Dat er stappen ondernomen werden om het kind te erkennen en dat een gezinsleven met dit kind niet uitgesloten is, wordt bevestigd door andere stukken die zich eveneens bevinden in het administratief dossier. Hierin bevindt zich namelijk een e-mailbericht van een attaché van de Dienst Vreemdelingenzaken, waarin wordt gesteld, “dhr.
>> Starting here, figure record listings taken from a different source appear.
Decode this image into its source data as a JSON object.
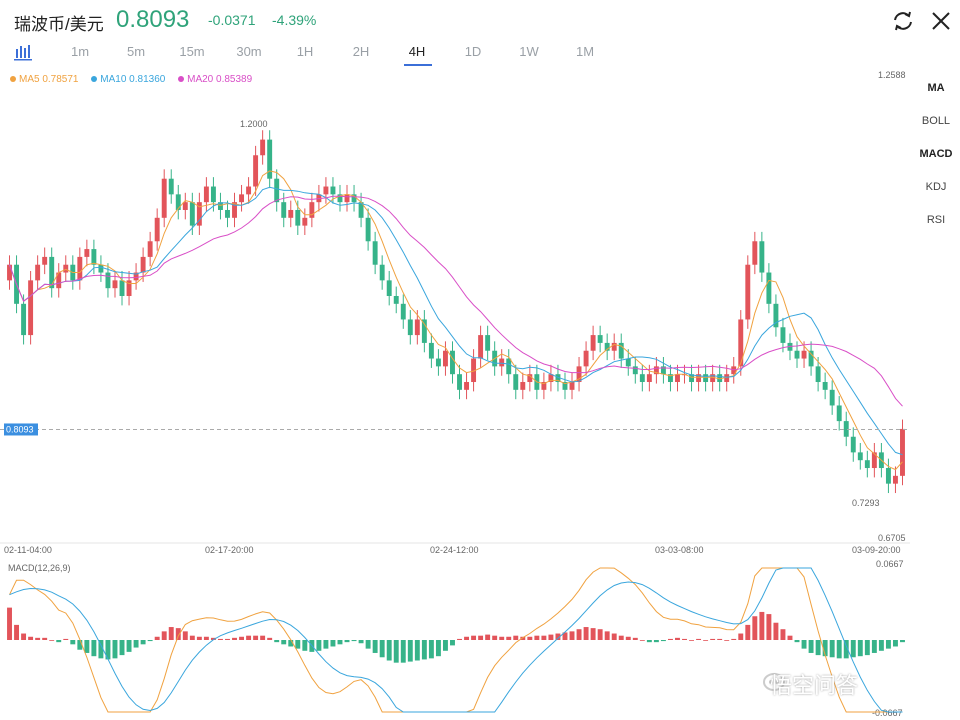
{
  "header": {
    "pair": "瑞波币/美元",
    "price": "0.8093",
    "change": "-0.0371",
    "change_pct": "-4.39%",
    "price_color": "#2fa37a"
  },
  "tabs": [
    {
      "label": "1m"
    },
    {
      "label": "5m"
    },
    {
      "label": "15m"
    },
    {
      "label": "30m"
    },
    {
      "label": "1H"
    },
    {
      "label": "2H"
    },
    {
      "label": "4H",
      "active": true
    },
    {
      "label": "1D"
    },
    {
      "label": "1W"
    },
    {
      "label": "1M"
    }
  ],
  "legend": {
    "ma5": "MA5 0.78571",
    "ma10": "MA10 0.81360",
    "ma20": "MA20 0.85389",
    "ma5_color": "#f0a240",
    "ma10_color": "#3aa6dd",
    "ma20_color": "#d94fc7"
  },
  "indicators": [
    "MA",
    "BOLL",
    "MACD",
    "KDJ",
    "RSI"
  ],
  "chart_data": {
    "type": "candlestick",
    "y_axis_top": "1.2588",
    "y_axis_bottom": "0.6705",
    "y_range": [
      0.6705,
      1.2588
    ],
    "current_price_label": "0.8093",
    "current_price": 0.8093,
    "high_label": "1.2000",
    "high": 1.2,
    "low_label": "0.7293",
    "low": 0.7293,
    "x_labels": [
      "02-11-04:00",
      "02-17-20:00",
      "02-24-12:00",
      "03-03-08:00",
      "03-09-20:00"
    ],
    "up_color": "#e2545a",
    "down_color": "#36b389",
    "closes": [
      1.02,
      0.97,
      0.93,
      1.0,
      1.02,
      1.03,
      0.99,
      1.01,
      1.02,
      1.0,
      1.03,
      1.04,
      1.02,
      1.01,
      0.99,
      1.0,
      0.98,
      1.0,
      1.01,
      1.03,
      1.05,
      1.08,
      1.13,
      1.11,
      1.09,
      1.1,
      1.07,
      1.1,
      1.12,
      1.1,
      1.09,
      1.08,
      1.1,
      1.11,
      1.12,
      1.16,
      1.18,
      1.13,
      1.1,
      1.08,
      1.09,
      1.07,
      1.08,
      1.1,
      1.11,
      1.12,
      1.11,
      1.1,
      1.11,
      1.1,
      1.08,
      1.05,
      1.02,
      1.0,
      0.98,
      0.97,
      0.95,
      0.93,
      0.95,
      0.92,
      0.9,
      0.89,
      0.91,
      0.88,
      0.86,
      0.87,
      0.9,
      0.93,
      0.91,
      0.89,
      0.9,
      0.88,
      0.86,
      0.87,
      0.88,
      0.86,
      0.87,
      0.88,
      0.87,
      0.86,
      0.87,
      0.89,
      0.91,
      0.93,
      0.92,
      0.91,
      0.92,
      0.9,
      0.89,
      0.88,
      0.87,
      0.88,
      0.89,
      0.88,
      0.87,
      0.88,
      0.88,
      0.87,
      0.88,
      0.87,
      0.88,
      0.87,
      0.88,
      0.89,
      0.95,
      1.02,
      1.05,
      1.01,
      0.97,
      0.94,
      0.92,
      0.91,
      0.9,
      0.91,
      0.89,
      0.87,
      0.86,
      0.84,
      0.82,
      0.8,
      0.78,
      0.77,
      0.76,
      0.78,
      0.76,
      0.74,
      0.75,
      0.81
    ],
    "macd_label": "MACD(12,26,9)",
    "macd_top": "0.0667",
    "macd_bottom": "-0.0667",
    "macd_range": [
      -0.0667,
      0.0667
    ],
    "macd_hist": [
      0.03,
      0.014,
      0.006,
      0.003,
      0.002,
      0.002,
      0.0,
      -0.002,
      0.001,
      -0.004,
      -0.009,
      -0.012,
      -0.015,
      -0.017,
      -0.018,
      -0.017,
      -0.014,
      -0.011,
      -0.007,
      -0.004,
      -0.001,
      0.003,
      0.008,
      0.012,
      0.011,
      0.008,
      0.004,
      0.003,
      0.003,
      0.002,
      0.001,
      0.001,
      0.002,
      0.003,
      0.004,
      0.004,
      0.004,
      0.002,
      -0.002,
      -0.004,
      -0.006,
      -0.008,
      -0.01,
      -0.011,
      -0.01,
      -0.008,
      -0.006,
      -0.004,
      -0.002,
      -0.001,
      -0.003,
      -0.008,
      -0.012,
      -0.016,
      -0.019,
      -0.021,
      -0.021,
      -0.02,
      -0.019,
      -0.018,
      -0.017,
      -0.015,
      -0.01,
      -0.005,
      0.001,
      0.003,
      0.004,
      0.004,
      0.005,
      0.004,
      0.003,
      0.003,
      0.004,
      0.003,
      0.003,
      0.004,
      0.004,
      0.005,
      0.006,
      0.007,
      0.008,
      0.01,
      0.012,
      0.011,
      0.01,
      0.008,
      0.006,
      0.004,
      0.003,
      0.002,
      0.0,
      -0.002,
      -0.002,
      -0.001,
      0.001,
      0.002,
      0.001,
      0.0,
      0.001,
      0.0,
      0.001,
      0.001,
      0.0,
      0.001,
      0.006,
      0.014,
      0.022,
      0.026,
      0.024,
      0.016,
      0.01,
      0.004,
      -0.002,
      -0.008,
      -0.012,
      -0.014,
      -0.015,
      -0.016,
      -0.017,
      -0.017,
      -0.016,
      -0.015,
      -0.014,
      -0.012,
      -0.01,
      -0.008,
      -0.006,
      -0.002
    ]
  },
  "watermark": "悟空问答"
}
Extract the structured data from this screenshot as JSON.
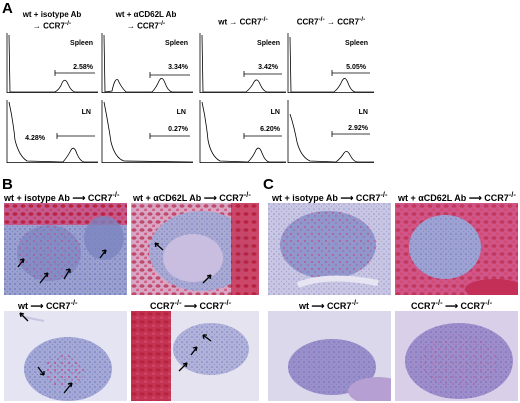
{
  "panels": {
    "A": {
      "letter": "A",
      "columns": [
        {
          "line1": "wt + isotype Ab",
          "arrow": "→",
          "target": "CCR7",
          "sup": "-/-"
        },
        {
          "line1": "wt + αCD62L Ab",
          "arrow": "→",
          "target": "CCR7",
          "sup": "-/-"
        },
        {
          "line1": "wt",
          "arrow": "→",
          "target": "CCR7",
          "sup": "-/-"
        },
        {
          "line1": "CCR7",
          "line1sup": "-/-",
          "arrow": "→",
          "target": "CCR7",
          "sup": "-/-"
        }
      ],
      "rows": [
        {
          "tissue": "Spleen",
          "percents": [
            "2.58%",
            "3.34%",
            "3.42%",
            "5.05%"
          ]
        },
        {
          "tissue": "LN",
          "percents": [
            "4.28%",
            "0.27%",
            "6.20%",
            "2.92%"
          ]
        }
      ]
    },
    "B": {
      "letter": "B",
      "captions": [
        {
          "left": "wt + isotype Ab",
          "right": "CCR7",
          "sup": "-/-"
        },
        {
          "left": "wt + αCD62L Ab",
          "right": "CCR7",
          "sup": "-/-"
        },
        {
          "left": "wt",
          "right": "CCR7",
          "sup": "-/-"
        },
        {
          "left": "CCR7",
          "leftsup": "-/-",
          "right": "CCR7",
          "sup": "-/-"
        }
      ]
    },
    "C": {
      "letter": "C",
      "captions": [
        {
          "left": "wt + isotype Ab",
          "right": "CCR7",
          "sup": "-/-"
        },
        {
          "left": "wt + αCD62L Ab",
          "right": "CCR7",
          "sup": "-/-"
        },
        {
          "left": "wt",
          "right": "CCR7",
          "sup": "-/-"
        },
        {
          "left": "CCR7",
          "leftsup": "-/-",
          "right": "CCR7",
          "sup": "-/-"
        }
      ]
    }
  },
  "colors": {
    "stain_blue": "#8e95c8",
    "stain_pink": "#d0558c",
    "stain_red": "#c22a46",
    "tissue_white": "#eef0f7"
  }
}
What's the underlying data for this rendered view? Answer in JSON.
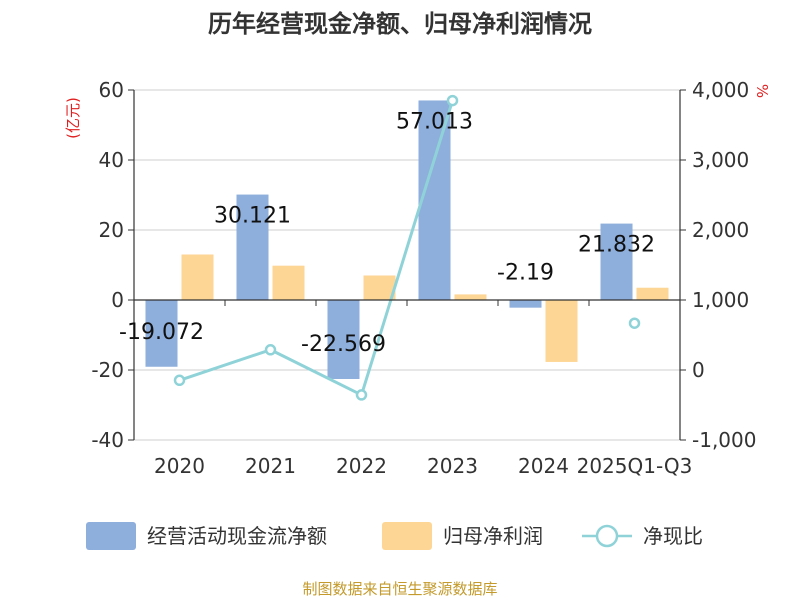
{
  "chart_data": {
    "type": "bar",
    "title": "历年经营现金净额、归母净利润情况",
    "left_axis_unit": "(亿元)",
    "right_axis_unit": "%",
    "categories": [
      "2020",
      "2021",
      "2022",
      "2023",
      "2024",
      "2025Q1-Q3"
    ],
    "ylim_left": [
      -40,
      60
    ],
    "yticks_left": [
      "60",
      "40",
      "20",
      "0",
      "-20",
      "-40"
    ],
    "ylim_right": [
      -1000,
      4000
    ],
    "yticks_right": [
      "4,000",
      "3,000",
      "2,000",
      "1,000",
      "0",
      "-1,000"
    ],
    "grid": true,
    "legend_position": "bottom",
    "series": [
      {
        "name": "经营活动现金流净额",
        "type": "bar",
        "axis": "left",
        "color": "#8eaedc",
        "values": [
          -19.072,
          30.121,
          -22.569,
          57.013,
          -2.19,
          21.832
        ],
        "labels": [
          "-19.072",
          "30.121",
          "-22.569",
          "57.013",
          "-2.19",
          "21.832"
        ]
      },
      {
        "name": "归母净利润",
        "type": "bar",
        "axis": "left",
        "color": "#fdd695",
        "values": [
          13.0,
          9.8,
          7.0,
          1.6,
          -17.7,
          3.5
        ]
      },
      {
        "name": "净现比",
        "type": "line",
        "axis": "right",
        "color": "#8fd3d8",
        "values": [
          -147,
          289,
          -356,
          3849,
          null,
          668
        ]
      }
    ],
    "source": "制图数据来自恒生聚源数据库"
  }
}
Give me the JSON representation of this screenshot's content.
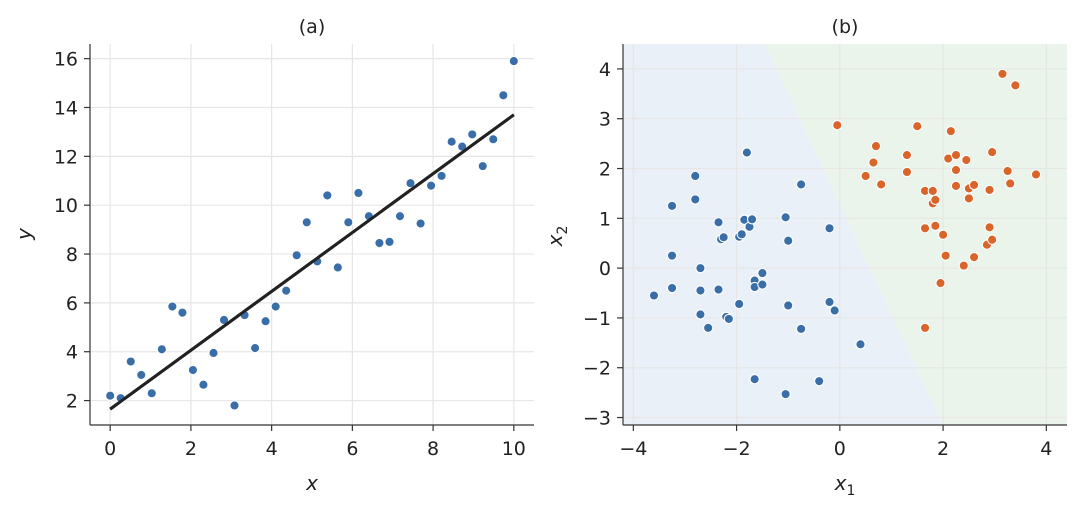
{
  "chart_data": [
    {
      "type": "scatter",
      "title": "(a)",
      "xlabel": "x",
      "ylabel": "y",
      "xlim": [
        -0.5,
        10.5
      ],
      "ylim": [
        1.0,
        16.6
      ],
      "xticks": [
        0,
        2,
        4,
        6,
        8,
        10
      ],
      "yticks": [
        2,
        4,
        6,
        8,
        10,
        12,
        14,
        16
      ],
      "grid": true,
      "colors": {
        "points": "#3a6ea8",
        "fit_line": "#222222"
      },
      "series": [
        {
          "kind": "points",
          "x": [
            0.0,
            0.26,
            0.51,
            0.77,
            1.03,
            1.28,
            1.54,
            1.79,
            2.05,
            2.31,
            2.56,
            2.82,
            3.08,
            3.33,
            3.59,
            3.85,
            4.1,
            4.36,
            4.62,
            4.87,
            5.13,
            5.38,
            5.64,
            5.9,
            6.15,
            6.41,
            6.67,
            6.92,
            7.18,
            7.44,
            7.69,
            7.95,
            8.21,
            8.46,
            8.72,
            8.97,
            9.23,
            9.49,
            9.74,
            10.0
          ],
          "y": [
            2.2,
            2.1,
            3.6,
            3.05,
            2.3,
            4.1,
            5.85,
            5.6,
            3.25,
            2.65,
            3.95,
            5.3,
            1.8,
            5.5,
            4.15,
            5.25,
            5.85,
            6.5,
            7.95,
            9.3,
            7.7,
            10.4,
            7.45,
            9.3,
            10.5,
            9.55,
            8.45,
            8.5,
            9.55,
            10.9,
            9.25,
            10.8,
            11.2,
            12.6,
            12.4,
            12.9,
            11.6,
            12.7,
            14.5,
            15.9
          ]
        },
        {
          "kind": "line",
          "x": [
            0,
            10
          ],
          "y": [
            1.65,
            13.7
          ]
        }
      ]
    },
    {
      "type": "scatter",
      "title": "(b)",
      "xlabel": "x",
      "xlabel_sub": "1",
      "ylabel": "x",
      "ylabel_sub": "2",
      "xlim": [
        -4.2,
        4.4
      ],
      "ylim": [
        -3.15,
        4.5
      ],
      "xticks": [
        -4,
        -2,
        0,
        2,
        4
      ],
      "yticks": [
        -3,
        -2,
        -1,
        0,
        1,
        2,
        3,
        4
      ],
      "xticklabels": [
        "−4",
        "−2",
        "0",
        "2",
        "4"
      ],
      "yticklabels": [
        "−3",
        "−2",
        "−1",
        "0",
        "1",
        "2",
        "3",
        "4"
      ],
      "grid": true,
      "colors": {
        "class0": "#3a6ea8",
        "class1": "#d9652a",
        "region0": "#eaf0f8",
        "region1": "#eaf4ea"
      },
      "decision_boundary": [
        [
          -1.45,
          4.5
        ],
        [
          2.0,
          -3.15
        ]
      ],
      "series": [
        {
          "kind": "class0",
          "points": [
            [
              -3.6,
              -0.55
            ],
            [
              -3.25,
              1.25
            ],
            [
              -3.25,
              0.25
            ],
            [
              -3.25,
              -0.4
            ],
            [
              -2.8,
              1.85
            ],
            [
              -2.8,
              1.38
            ],
            [
              -2.7,
              0.0
            ],
            [
              -2.7,
              -0.45
            ],
            [
              -2.7,
              -0.93
            ],
            [
              -2.55,
              -1.2
            ],
            [
              -2.35,
              0.92
            ],
            [
              -2.3,
              0.58
            ],
            [
              -2.25,
              0.62
            ],
            [
              -2.35,
              -0.43
            ],
            [
              -2.2,
              -0.98
            ],
            [
              -2.15,
              -1.02
            ],
            [
              -1.95,
              0.63
            ],
            [
              -1.9,
              0.68
            ],
            [
              -1.85,
              0.97
            ],
            [
              -1.8,
              2.32
            ],
            [
              -1.75,
              0.83
            ],
            [
              -1.7,
              0.98
            ],
            [
              -1.65,
              -0.25
            ],
            [
              -1.65,
              -0.38
            ],
            [
              -1.65,
              -2.23
            ],
            [
              -1.95,
              -0.72
            ],
            [
              -1.5,
              -0.1
            ],
            [
              -1.5,
              -0.33
            ],
            [
              -1.05,
              1.02
            ],
            [
              -1.0,
              0.55
            ],
            [
              -1.0,
              -0.75
            ],
            [
              -1.05,
              -2.53
            ],
            [
              -0.75,
              1.68
            ],
            [
              -0.75,
              -1.22
            ],
            [
              -0.4,
              -2.27
            ],
            [
              -0.2,
              0.8
            ],
            [
              -0.2,
              -0.68
            ],
            [
              -0.1,
              -0.85
            ],
            [
              0.4,
              -1.53
            ]
          ]
        },
        {
          "kind": "class1",
          "points": [
            [
              -0.05,
              2.87
            ],
            [
              0.5,
              1.85
            ],
            [
              0.65,
              2.12
            ],
            [
              0.7,
              2.45
            ],
            [
              0.8,
              1.68
            ],
            [
              1.3,
              2.27
            ],
            [
              1.3,
              1.93
            ],
            [
              1.5,
              2.85
            ],
            [
              1.65,
              1.55
            ],
            [
              1.65,
              0.8
            ],
            [
              1.65,
              -1.2
            ],
            [
              1.8,
              1.55
            ],
            [
              1.8,
              1.3
            ],
            [
              1.85,
              1.37
            ],
            [
              1.85,
              0.85
            ],
            [
              1.95,
              -0.3
            ],
            [
              2.0,
              0.67
            ],
            [
              2.05,
              0.25
            ],
            [
              2.1,
              2.2
            ],
            [
              2.15,
              2.75
            ],
            [
              2.25,
              2.27
            ],
            [
              2.25,
              1.97
            ],
            [
              2.25,
              1.65
            ],
            [
              2.4,
              0.05
            ],
            [
              2.45,
              2.17
            ],
            [
              2.5,
              1.6
            ],
            [
              2.5,
              1.4
            ],
            [
              2.6,
              1.67
            ],
            [
              2.6,
              0.22
            ],
            [
              2.85,
              0.47
            ],
            [
              2.9,
              1.57
            ],
            [
              2.9,
              0.82
            ],
            [
              2.95,
              2.33
            ],
            [
              2.95,
              0.57
            ],
            [
              3.15,
              3.9
            ],
            [
              3.25,
              1.95
            ],
            [
              3.3,
              1.7
            ],
            [
              3.4,
              3.67
            ],
            [
              3.8,
              1.88
            ]
          ]
        }
      ]
    }
  ]
}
T. maakte bij de erkenning van zijn kind gebruik van (...)”. Ook bevindt zich hierin een faxbericht van een sociaal assistent, verbonden aan het gesloten centrum in Merksplas, waarbij wordt aangegeven “gelieve in bijlage het formulier ‘opvolging ouder met een kind in België’ terug te vinden”. In deze bijlage wordt gesteld dat verzoeker op 25 juni 2019 “bezoek [heeft] gehad van zijn (vermoedelijke) kind(eren)”, V.D.S. N., die begeleid werd door V.D.S, S. en V.D.V.B. De twee laatstgenoemde documenten dateren weliswaar van 25 juli 2019 – aldus van daags na de totstandkoming van de bestreden beslissing – doch tonen aan dat het aanvatten van de erkenning van een kind en een gezinsleven met dit kind niet uit de lucht gegrepen zijn. Op 25 juli 2019 laat de raadsman van verzoeker in een mailbericht aan de verwerende partij ook weten dat verzoeker deel uitmaakt van een gezin, met name zijn Belgische partner, mevrouw V.D.S., S., -waarvan het Rijksregisternummer wordt gegeven- en zijn Belgische dochter V.D.S., N. geboren op 11 juli 2019 te Geel. De stap die verzoeker gezet heeft tot erkenning van zijn kind kan als een begin van bewijs van een beschermenswaardig gezinsleven worden beschouwd, zodat hiermee moest rekening worden gehouden in het licht van artikel 74/13 van de Vreemdelingenwet, quod non.